News & Insights

Which floor to choose to breathe clean air?

To answer this and similar questions about how urban air "works", we conduct experiments from time to time. In one of the first such experiments, we installed one air quality monitor on each floor of a 12-storey building in the center of a metropolis to determine the dependence of pollutant concentrations on height.
As can be seen from the graph, stations on floors 10, 11 and 12 recorded lower concentrations of fine dust particles compared to those located on floors 1−9. Observations have shown that the difference in air quality between the lower and upper floors is stronger in the episodes of pollution during frosty calm weather, when a stable stratification occurs in the surface layer of the atmosphere. If the pollution is well dispersed, the air quality on different floors differs only slightly.

So, is it right that the air is cleaner at the level of upper floors? Alas, there is no universal answer.
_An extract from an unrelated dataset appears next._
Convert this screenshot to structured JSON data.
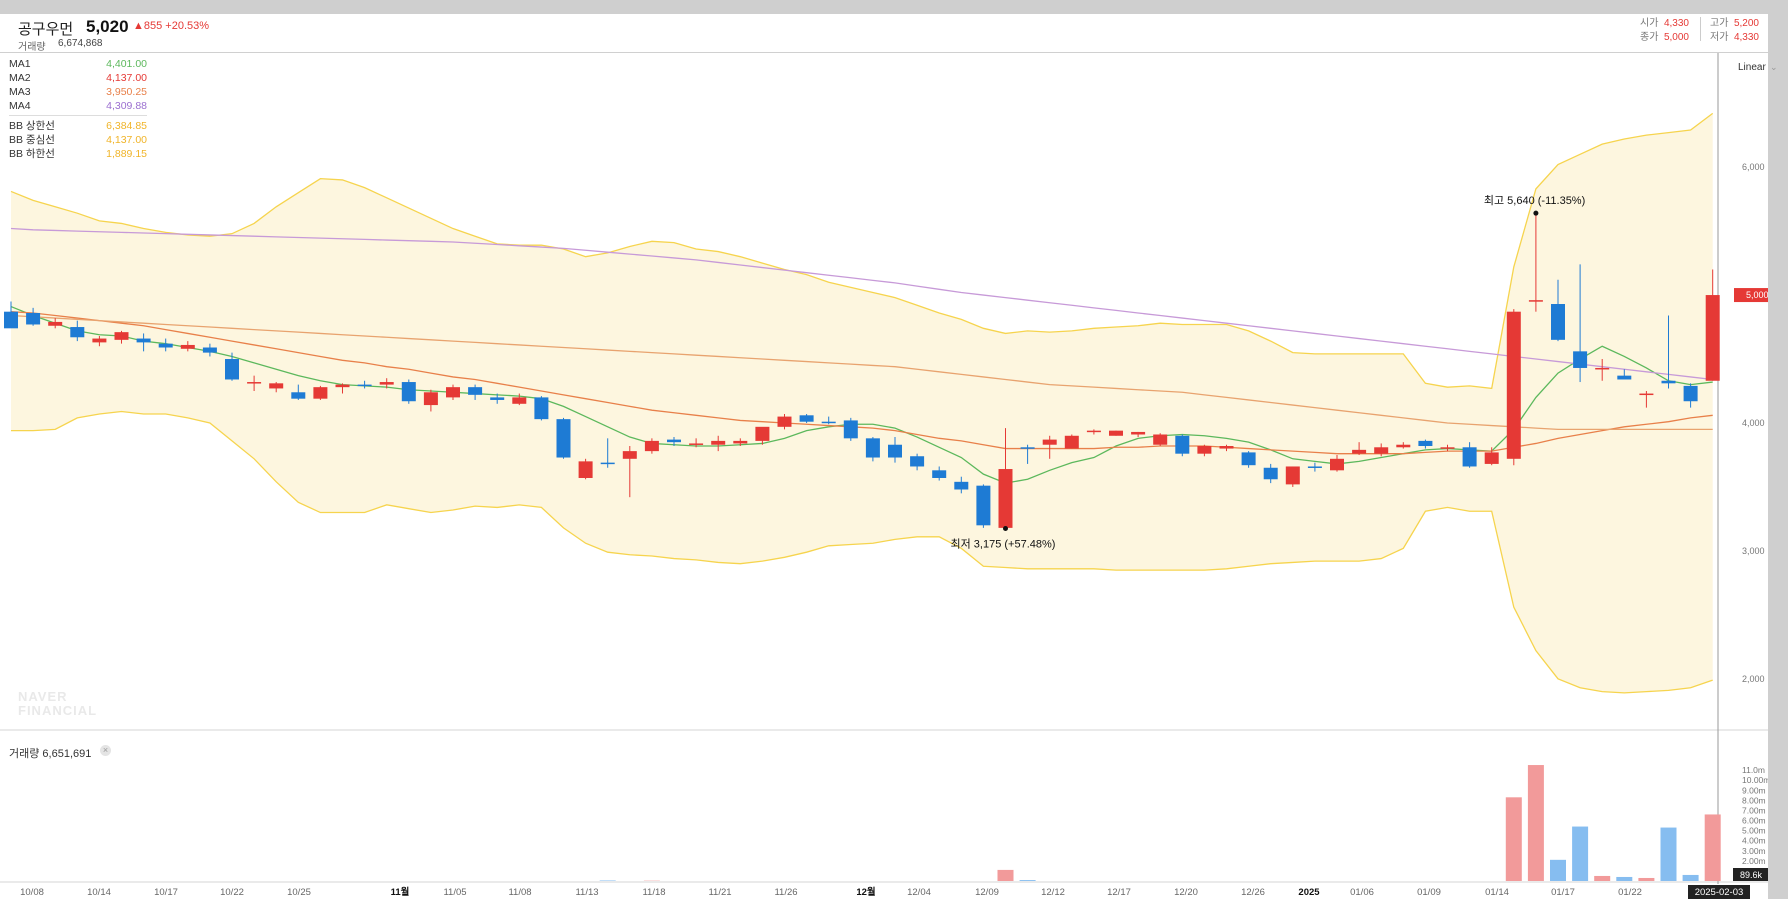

The fact is that the air quality outside the window of a particular apartment is highly dependent on the characteristics of air flows in the city canyon. In addition, every city is different. For example, in our practice, we observe large cities that were formed around factories. In such cities, the ambient air on the level of lower floors can even be cleaner than on the upper ones, since the key sources of pollution are emissions from industrial pipes.

By the way, air quality data is already taken into account during real estate valuation in large cities.

The scale of the future impact of reliable high-resolution temporal and spatial air quality data is estimated at 10% of the entire real estate value in the city. In particular, this conclusion follows from a study conducted in Chinese cities that already have fairly dense monitoring networks and open data on air quality.